The pen and the sword
Joshua McKinney
You might think that Japanese sword arts and contemporary American poetry have little in common. That means you need to read Mad Cursive, the latest collection from Sacramento State University professor of English Joshua McKinney, an accomplished fencer and swordsman. His third book Mad Cursive strikes out into new territory for the poet. It includes prose poems and it also has a series that he calls “the meme poems” that take their points of departure from the video game Call of Duty: Modern Warfare 2. No, it’s not what you expect poetry to do, but McKinney likes the unexpected.
What happens to poetry when you juxtapose it with the language of war?
First, questions of violence arise. One of the things I was interested in exploring in this book was questions of violence in language itself. Violence in the martial arts is misunderstood in the West. I know a lot of people who say, “Oh, I’m so surprised you do that. You’re a poet and you’re scholarly, and you do this violent stuff.” They’re appalled.
But really, for many, many centuries, even in Japan, the martial arts have not been concerned with a warfare application. It has to do with the spirit, with perfection of one’s self, with beauty, with making the body at one with motion and then unifying it with the mind.
Is there a connection between the formality of the Japanese sword arts and your writing?
I see a physical connection with poetry—breath, the kinesis of actually pounding on a keyboard or writing on a pad—is an extension of the body as well. I think a lot of people forget about that these days. Formalists don’t, and that’s why I’m interested in formalism—not that I’m a formalist, but I’m very interested in them.

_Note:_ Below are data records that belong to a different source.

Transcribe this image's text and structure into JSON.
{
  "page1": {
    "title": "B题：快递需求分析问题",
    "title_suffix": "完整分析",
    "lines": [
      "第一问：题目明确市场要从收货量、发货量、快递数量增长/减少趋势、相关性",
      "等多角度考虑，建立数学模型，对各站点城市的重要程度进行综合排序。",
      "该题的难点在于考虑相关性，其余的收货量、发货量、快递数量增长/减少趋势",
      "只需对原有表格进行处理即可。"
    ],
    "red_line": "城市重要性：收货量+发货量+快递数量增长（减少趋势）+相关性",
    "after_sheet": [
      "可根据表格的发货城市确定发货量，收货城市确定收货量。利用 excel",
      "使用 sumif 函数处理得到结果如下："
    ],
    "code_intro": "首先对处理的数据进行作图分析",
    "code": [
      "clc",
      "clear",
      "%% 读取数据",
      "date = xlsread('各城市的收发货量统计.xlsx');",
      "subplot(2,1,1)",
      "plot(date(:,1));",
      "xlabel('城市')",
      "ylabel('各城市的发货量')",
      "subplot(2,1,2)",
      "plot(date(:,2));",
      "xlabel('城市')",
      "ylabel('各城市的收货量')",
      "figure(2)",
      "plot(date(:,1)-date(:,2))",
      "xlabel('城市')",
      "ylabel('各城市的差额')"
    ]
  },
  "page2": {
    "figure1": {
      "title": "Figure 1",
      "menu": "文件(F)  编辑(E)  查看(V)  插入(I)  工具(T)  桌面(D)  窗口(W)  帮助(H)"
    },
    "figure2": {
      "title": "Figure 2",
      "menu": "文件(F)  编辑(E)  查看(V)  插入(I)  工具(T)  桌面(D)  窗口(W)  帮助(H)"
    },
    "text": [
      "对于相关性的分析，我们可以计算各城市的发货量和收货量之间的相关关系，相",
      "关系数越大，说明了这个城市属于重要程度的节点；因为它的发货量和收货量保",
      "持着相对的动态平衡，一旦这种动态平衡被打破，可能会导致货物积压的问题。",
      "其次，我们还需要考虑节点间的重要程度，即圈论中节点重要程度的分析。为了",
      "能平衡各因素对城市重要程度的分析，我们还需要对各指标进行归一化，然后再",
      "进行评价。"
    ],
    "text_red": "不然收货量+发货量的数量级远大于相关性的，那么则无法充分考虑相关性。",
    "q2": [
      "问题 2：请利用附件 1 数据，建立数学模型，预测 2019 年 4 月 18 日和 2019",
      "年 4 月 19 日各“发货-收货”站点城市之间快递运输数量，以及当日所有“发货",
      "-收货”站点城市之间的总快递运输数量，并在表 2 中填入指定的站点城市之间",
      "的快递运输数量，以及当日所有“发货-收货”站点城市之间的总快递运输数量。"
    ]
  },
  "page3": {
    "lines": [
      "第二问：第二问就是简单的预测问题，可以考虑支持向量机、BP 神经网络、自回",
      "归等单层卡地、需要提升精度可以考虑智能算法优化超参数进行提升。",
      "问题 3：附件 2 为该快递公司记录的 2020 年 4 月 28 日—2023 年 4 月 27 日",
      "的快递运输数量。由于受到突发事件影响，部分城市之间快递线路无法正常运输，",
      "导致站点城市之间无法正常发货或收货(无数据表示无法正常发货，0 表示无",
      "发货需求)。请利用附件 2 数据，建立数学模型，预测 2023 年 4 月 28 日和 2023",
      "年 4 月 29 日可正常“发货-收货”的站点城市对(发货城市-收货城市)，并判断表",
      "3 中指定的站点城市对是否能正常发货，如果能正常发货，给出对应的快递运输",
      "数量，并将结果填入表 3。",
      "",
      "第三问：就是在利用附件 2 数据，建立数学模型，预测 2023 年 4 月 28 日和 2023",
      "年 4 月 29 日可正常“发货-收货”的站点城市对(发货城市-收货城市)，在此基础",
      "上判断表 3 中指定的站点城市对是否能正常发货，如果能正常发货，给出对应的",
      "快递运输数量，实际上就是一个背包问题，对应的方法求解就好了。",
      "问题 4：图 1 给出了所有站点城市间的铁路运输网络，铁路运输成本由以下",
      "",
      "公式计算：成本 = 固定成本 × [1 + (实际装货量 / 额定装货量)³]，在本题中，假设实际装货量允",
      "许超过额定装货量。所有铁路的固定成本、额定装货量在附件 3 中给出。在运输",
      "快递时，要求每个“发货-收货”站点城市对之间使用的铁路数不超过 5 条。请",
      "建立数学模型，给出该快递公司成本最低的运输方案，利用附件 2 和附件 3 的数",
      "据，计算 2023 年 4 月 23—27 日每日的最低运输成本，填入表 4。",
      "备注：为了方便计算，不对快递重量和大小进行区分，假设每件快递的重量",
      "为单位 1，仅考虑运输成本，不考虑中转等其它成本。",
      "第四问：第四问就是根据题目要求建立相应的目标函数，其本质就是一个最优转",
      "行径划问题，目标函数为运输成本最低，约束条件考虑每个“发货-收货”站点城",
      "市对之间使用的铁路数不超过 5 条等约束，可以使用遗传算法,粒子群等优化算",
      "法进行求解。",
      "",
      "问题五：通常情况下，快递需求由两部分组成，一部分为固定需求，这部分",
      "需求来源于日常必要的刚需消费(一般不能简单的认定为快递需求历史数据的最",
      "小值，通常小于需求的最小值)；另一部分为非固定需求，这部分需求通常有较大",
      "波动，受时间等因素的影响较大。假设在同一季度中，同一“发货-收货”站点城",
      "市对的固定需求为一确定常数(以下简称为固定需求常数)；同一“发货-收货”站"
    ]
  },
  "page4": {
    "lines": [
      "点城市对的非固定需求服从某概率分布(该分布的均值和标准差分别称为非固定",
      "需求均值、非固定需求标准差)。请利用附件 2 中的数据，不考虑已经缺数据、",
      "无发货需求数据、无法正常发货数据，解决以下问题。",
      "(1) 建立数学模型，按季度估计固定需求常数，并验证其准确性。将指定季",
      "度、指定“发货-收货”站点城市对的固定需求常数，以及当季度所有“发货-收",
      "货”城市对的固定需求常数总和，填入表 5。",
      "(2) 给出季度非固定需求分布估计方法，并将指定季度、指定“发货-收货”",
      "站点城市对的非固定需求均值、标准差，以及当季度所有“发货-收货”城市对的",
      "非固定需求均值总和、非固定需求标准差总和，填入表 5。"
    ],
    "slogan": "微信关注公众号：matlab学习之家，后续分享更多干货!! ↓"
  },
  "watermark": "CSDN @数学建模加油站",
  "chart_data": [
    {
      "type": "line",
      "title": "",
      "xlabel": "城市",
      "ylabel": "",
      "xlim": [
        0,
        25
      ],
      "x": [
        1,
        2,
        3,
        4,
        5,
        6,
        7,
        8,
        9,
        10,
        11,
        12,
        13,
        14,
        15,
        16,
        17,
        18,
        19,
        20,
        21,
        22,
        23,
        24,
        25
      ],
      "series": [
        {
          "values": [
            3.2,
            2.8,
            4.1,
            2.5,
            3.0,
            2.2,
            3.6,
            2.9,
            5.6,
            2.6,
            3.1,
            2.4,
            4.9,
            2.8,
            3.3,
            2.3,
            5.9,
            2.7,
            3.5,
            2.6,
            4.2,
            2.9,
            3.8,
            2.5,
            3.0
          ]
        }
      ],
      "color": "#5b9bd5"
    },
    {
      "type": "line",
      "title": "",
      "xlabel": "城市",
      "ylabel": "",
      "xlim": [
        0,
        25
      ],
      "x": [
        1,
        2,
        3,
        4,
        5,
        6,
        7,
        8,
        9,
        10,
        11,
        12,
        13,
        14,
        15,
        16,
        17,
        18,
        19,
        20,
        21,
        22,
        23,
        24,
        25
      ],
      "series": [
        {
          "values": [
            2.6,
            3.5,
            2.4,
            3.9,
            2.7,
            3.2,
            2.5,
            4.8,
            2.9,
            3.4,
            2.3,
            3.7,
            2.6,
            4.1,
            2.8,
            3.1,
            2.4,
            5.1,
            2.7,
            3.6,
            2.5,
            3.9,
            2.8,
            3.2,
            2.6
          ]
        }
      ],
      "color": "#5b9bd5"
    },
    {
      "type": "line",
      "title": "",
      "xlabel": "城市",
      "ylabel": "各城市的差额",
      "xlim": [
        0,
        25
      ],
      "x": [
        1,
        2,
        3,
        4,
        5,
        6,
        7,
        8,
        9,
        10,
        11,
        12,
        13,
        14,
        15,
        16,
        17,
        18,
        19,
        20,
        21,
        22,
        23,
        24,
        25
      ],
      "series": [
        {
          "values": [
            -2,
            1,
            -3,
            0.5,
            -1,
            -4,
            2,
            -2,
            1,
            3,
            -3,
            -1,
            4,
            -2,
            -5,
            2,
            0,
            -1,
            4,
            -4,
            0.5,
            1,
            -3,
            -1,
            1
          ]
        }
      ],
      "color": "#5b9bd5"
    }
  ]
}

One of my primary methods of composition—and this is evident in many of the untitled pieces in this book—is to write first in a form, particularly the curtal sonnet of Gerard Manley Hopkins, a little 11-line sonnet. Then I dismantle or rearrange the sonnet. This is an example of the kato, or the root martial-arts form, one practices—like shadowboxing. No matter how good you get at that, though, it’s never real combat. You have to be able to respond spontaneously.
So, I use the form to generate the poem, and then I deviate from it in the ways I think will serve the poem best. There are limitations to the form, in other words.
What’s the deal with writing a completely different style of poetry in every book?
It has to do, I think, with my aesthetic overall, my poetics. First of all, I’m not sure why someone would want to be too consistent in their poetry. To me—and I kind of outlined my aesthetics in the preface to Mad Cursive—I operate with the idea that you have to be prepared for everything, if writing is analogous to combat—well, in the real world, that’s kind of silly, but I do think about it that way.
There’s an old saying among swordsmen that the most dangerous opponent is the guy who doesn’t know anything about fencing, because you don’t know what he’s going to do. So we practice our fencing technique or our poetry technique, and sometimes we get good at it in a certain way, but we never try anything different. We lack spontaneity.
And also—this is the most important aspect of it—for me, as a writer, I want to try something new. I want to be excited by the language. So, just as another extension of that martial analogy, I try to find new kinds of opponents, if you will, who do different things—things that I might not anticipate.
It’s the opposite of the specialist.
I’ve always been interested in the Renaissance notion of sprezzatura, the courtier who made everything look easy. It’s a courtly Western knight as opposed to the samurai version of it. But the samurai, too, were lettered and were artists.
The kanji in the background on the cover [of Mad Cursive] is bun bu ichi. “Writing,” “warfare” and the numeral 1: It expresses the idea of unity in the martial arts between the pen and the sword.
Some poets write individual poems, some write series and some poets write a book at a time. What’s your process like?
That’s an interesting question, considering this book. I tend to prefer discrete poems. Ah, the discrete poem! Where has it gone?
The whole meme series was sort of a pissed-off reaction to what I think of as the contest-winning books—the concept-driven series of poems, a book at a time—where you have to read cover to cover to get an appreciation of the book.
I wonder if that’s not some sort of poetic response to the novel or something. One of the things that I love about poetry is that I have a short little attention span, and I can read a poem the way I eat a bonbon. I don’t have to roast a pig.
So [with the] meme series, I thought, “I’m going to hop on that bandwagon!” I just picked the quirkiest thing I could. My son had been playing a lot of Modern Warfare 2. I’d played some of it, and I was very interested in some of the things I saw going on there, socially and metaphorically, in that game.
Then, the project, pretty quickly, became serious.